Sand molded casting is a metal casting process characterized by using sand as the mold material. The term “sand casting” can also refer to a machined part that was produced from the sand casting process. Students grades 11-12 will first design a 3D model to be carved from wood on a CNC mill. Once the model is made, it is the student’s job to press it into a sand casting in order to pour the molten aluminum into it, solidify the mold.
Use the appropriate steps needed to design, draw, and/or sculpt a 3D Model from a CAD software which may include Autodesk Fusion 360, Inventor, Onshape, Rhino, Solidworks, Sketchup, or something similar. Continue by using CAM software such as Aspire to tool path the model in a CNC Mill
The size of the casting flask you are using is critical for knowing the constraints in size when making the wooden model. For my example, I am using a flask that can hold 14″ x 12″ x 8″ of sand which gives me up to about 12″ x 10″ x 6″ of space to fit the model I wish to cast.
Start by creating this design on a 3D modeling software in order to output a .STL file. Below shows a model being produced by Autodesk Inventor.
Continue by then importing that .STL into your CAM software for tool pathing your CNC milling machine to make the wooden model. The example below shows the Vectric Aspire software that supports dozens of CNC drivers (G-codes).
The model can either be carved from one piece of material or assembled together with cocking from different wood pieces, as long as your end result looks similar to the picture below and is able to fit securely in the provided flask.

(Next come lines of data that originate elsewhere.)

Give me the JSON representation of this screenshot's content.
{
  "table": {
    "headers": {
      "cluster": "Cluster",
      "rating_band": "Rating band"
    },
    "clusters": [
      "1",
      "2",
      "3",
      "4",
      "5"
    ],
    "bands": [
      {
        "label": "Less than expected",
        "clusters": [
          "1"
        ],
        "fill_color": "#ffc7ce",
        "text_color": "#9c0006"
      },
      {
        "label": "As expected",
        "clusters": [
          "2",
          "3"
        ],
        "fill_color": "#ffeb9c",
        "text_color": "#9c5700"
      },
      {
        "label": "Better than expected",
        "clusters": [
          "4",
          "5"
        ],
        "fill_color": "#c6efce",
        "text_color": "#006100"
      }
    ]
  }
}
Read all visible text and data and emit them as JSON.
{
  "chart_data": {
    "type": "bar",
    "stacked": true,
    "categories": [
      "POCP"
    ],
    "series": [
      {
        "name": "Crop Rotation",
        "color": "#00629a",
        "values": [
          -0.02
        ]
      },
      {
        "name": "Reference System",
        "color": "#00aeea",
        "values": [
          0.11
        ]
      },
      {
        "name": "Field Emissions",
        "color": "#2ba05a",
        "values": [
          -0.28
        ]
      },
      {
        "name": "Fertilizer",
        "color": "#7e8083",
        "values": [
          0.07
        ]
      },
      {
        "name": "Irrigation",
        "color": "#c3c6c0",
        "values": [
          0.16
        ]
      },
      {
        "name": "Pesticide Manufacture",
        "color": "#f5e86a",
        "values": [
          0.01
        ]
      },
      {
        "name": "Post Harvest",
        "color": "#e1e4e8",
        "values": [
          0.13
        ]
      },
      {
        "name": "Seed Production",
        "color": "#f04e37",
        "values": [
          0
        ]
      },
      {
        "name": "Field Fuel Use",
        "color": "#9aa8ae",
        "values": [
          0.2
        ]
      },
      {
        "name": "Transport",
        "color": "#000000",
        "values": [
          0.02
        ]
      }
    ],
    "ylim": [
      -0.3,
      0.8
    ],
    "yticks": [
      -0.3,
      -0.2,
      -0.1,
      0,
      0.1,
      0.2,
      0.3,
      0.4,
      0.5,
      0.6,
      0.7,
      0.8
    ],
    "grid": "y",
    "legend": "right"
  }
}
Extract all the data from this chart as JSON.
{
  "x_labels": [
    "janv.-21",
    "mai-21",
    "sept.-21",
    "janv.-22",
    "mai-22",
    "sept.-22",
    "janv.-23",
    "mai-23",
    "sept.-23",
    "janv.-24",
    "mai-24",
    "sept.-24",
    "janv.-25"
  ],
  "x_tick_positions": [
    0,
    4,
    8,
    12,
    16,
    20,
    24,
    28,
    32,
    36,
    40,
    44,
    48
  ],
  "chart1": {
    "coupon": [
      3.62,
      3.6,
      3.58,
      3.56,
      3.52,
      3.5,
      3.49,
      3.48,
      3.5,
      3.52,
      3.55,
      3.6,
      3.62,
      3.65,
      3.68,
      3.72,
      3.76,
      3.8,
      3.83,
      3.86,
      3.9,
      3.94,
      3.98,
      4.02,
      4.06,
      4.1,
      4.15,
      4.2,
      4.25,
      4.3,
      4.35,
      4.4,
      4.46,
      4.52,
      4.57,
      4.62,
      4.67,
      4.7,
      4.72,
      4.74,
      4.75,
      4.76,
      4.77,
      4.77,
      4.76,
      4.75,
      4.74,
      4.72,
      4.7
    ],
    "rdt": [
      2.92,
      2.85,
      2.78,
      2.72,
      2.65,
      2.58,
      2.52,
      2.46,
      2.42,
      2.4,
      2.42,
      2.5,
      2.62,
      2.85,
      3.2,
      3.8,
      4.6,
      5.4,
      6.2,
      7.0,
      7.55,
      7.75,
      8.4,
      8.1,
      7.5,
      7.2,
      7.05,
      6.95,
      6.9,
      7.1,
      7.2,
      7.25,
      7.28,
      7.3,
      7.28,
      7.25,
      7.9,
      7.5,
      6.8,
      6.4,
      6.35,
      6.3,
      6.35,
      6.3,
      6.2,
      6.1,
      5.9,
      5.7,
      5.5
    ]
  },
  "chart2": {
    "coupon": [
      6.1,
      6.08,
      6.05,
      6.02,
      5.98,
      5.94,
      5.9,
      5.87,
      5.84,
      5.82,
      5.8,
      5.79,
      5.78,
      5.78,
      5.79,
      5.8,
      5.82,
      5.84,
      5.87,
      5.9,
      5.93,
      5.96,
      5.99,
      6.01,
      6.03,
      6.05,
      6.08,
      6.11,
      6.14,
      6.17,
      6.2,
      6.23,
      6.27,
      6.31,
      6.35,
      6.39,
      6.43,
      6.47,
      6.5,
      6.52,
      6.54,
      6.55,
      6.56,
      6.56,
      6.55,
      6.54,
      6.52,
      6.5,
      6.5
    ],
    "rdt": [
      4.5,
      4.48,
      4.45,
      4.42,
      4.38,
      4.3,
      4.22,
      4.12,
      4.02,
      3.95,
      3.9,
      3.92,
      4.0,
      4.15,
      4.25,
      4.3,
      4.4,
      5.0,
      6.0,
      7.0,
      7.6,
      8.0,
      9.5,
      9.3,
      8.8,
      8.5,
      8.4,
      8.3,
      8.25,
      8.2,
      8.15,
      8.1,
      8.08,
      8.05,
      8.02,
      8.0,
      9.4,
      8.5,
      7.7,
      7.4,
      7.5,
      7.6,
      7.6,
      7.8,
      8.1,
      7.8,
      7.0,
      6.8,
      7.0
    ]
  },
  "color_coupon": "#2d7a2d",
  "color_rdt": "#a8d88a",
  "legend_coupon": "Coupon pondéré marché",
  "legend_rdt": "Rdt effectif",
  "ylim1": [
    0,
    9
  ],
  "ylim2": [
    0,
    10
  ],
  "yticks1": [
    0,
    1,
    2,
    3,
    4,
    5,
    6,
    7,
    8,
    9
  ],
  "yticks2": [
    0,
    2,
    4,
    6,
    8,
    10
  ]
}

Design Tips: Making a slightly tapered “draft” along all of the 3D models borders will provide a better release of the form once the sand is packed on. Also make sure to varnish the wood with multiple coats to protect it’s finish when exposing it to sand.
By using the wooden model design, students will use the flask components in order to pack the sand onto the model to create the appropriate cavity form.
Students will learn how to properly heat up and melt aluminum in order to pour it into their casts.
Using a gas furnace, students will properly heat up the aluminum ingots past its’ melting point (1,221 Degrees Fahrenheit).
Make sure to wear proper gloves, eye glasses, and body protection when handling the crucible.
Slowly pour the molten aluminum into the sprue section until it comes out of the riser portion.